Catholics have always had to deal with prejudice, and now, after almost a decade of revelations about sexual abuse endorsed and covered up by the Church, Catholic animosity is at an all-time high. Mention you are Catholic and immediately you are asked about the sexual abuse. This is understandable and should not be resented. We are in the middle of a great reckoning and Catholics have to face it. To have an entire play centered on the Pope without one pedophile joke, or one gay priest joke, also seemed jarring to the audience.
John Guare was writing about a certain time in Catholic history, following the revolutionary upheavals of Vatican II, which changed the entire world for Catholics. It was part of the social revolution in the world at large, boundaries breaking down, barriers falling away. It’s no coincidence Vatican II took place in the 1960s. The Pope’s visit to New York was a groundbreaking moment for Catholics to be proud of their faith, and proud of the leader of their faith. House of Blue Leaves presents this in an uncomplicated manner, as part and parcel of the feeling of that particular time, which, more than anything else, makes it feel like a period piece, in light of the anger about the Catholic Church today. While Guare makes a larger point about celebrity, by looping the Pope in with movie stars and rock stars (Bunny wears a huge button on her coat that says I LOVE PAUL, a leftover from the Beatles’ visit to New York, but she figures it will serve the same purpose for the “Paul” currently visiting New York), there is no underlying anger in the play about the organization in and of itself.
Despite the overall malaise of the production, besides the beautiful set design by Scott Pask, which, with its grimy apartment overshadowed by a crumply fabric sky, captures the dual tone of Guare’s play (the dark and the hopeful), there is one reason to see it, and that is Edie Falco’s performance as Bananas Shaughnessy.
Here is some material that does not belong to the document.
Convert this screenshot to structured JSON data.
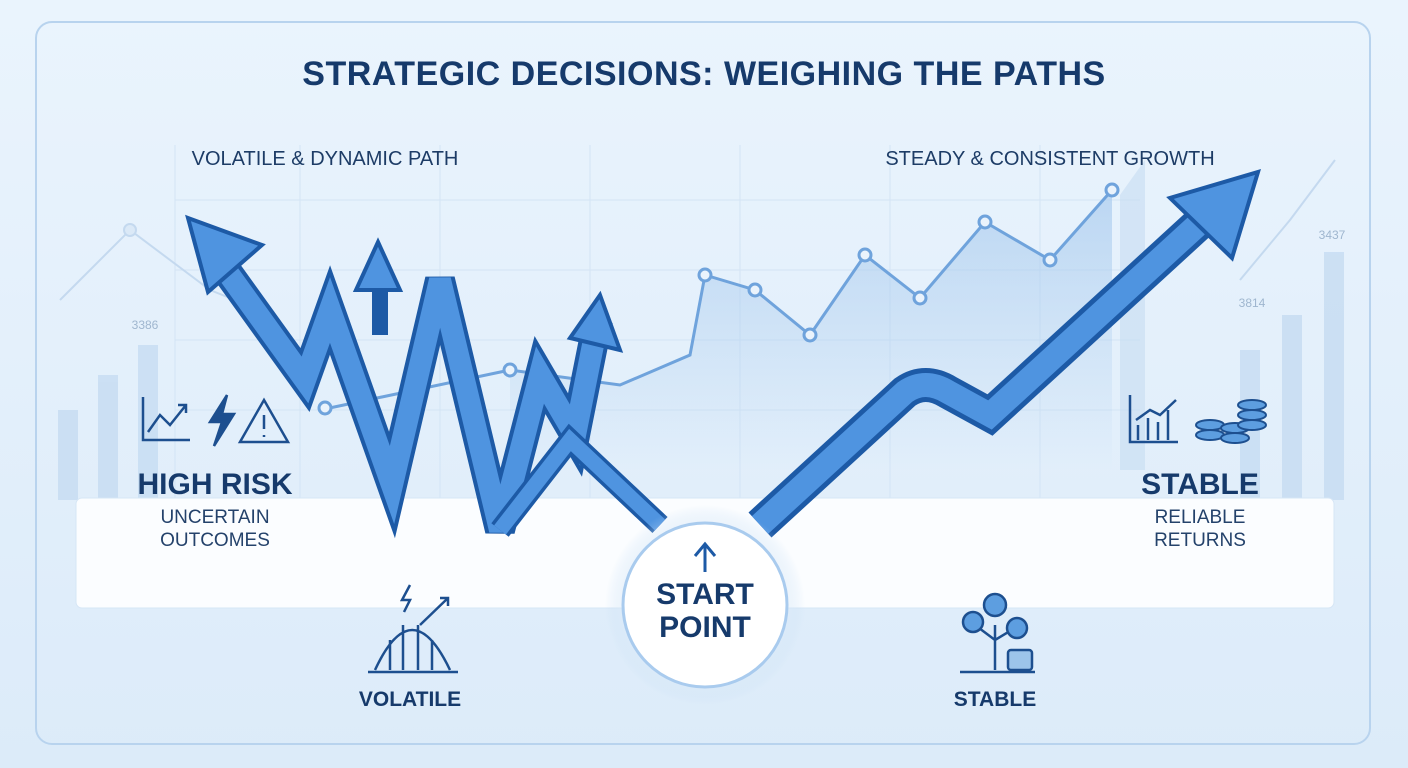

I had heard stories about Falco’s power in live performances, but I had never seen her in a play before.
As Bananas, the housebound schizophrenic wife, she is luminous and tragic. From 1999 to 2007, Falco became a household name with her portrayal of Carmela Soprano, the wife of the Mob boss in the culture-shifting HBO series The Sopranos. With her perfect hair and perfect outfits, Falco as Carmela often vibrated a deep howl of pain and betrayal, a woman who built her entire life on self-deception. It was a tour de force. Here, as Bananas, she wears a ratty nightgown and sloppy socks, and her emotions spark and fray. You cannot look away from her, even when she sits in a corner in a catatonic state as all hell breaks loose around her. Her emotions seem to be on the outside of her skin.
If you want to discover the right tone for John Guare’s difficult play, then just watch the miraculous Edie Falco at any given moment. It’s all there in her.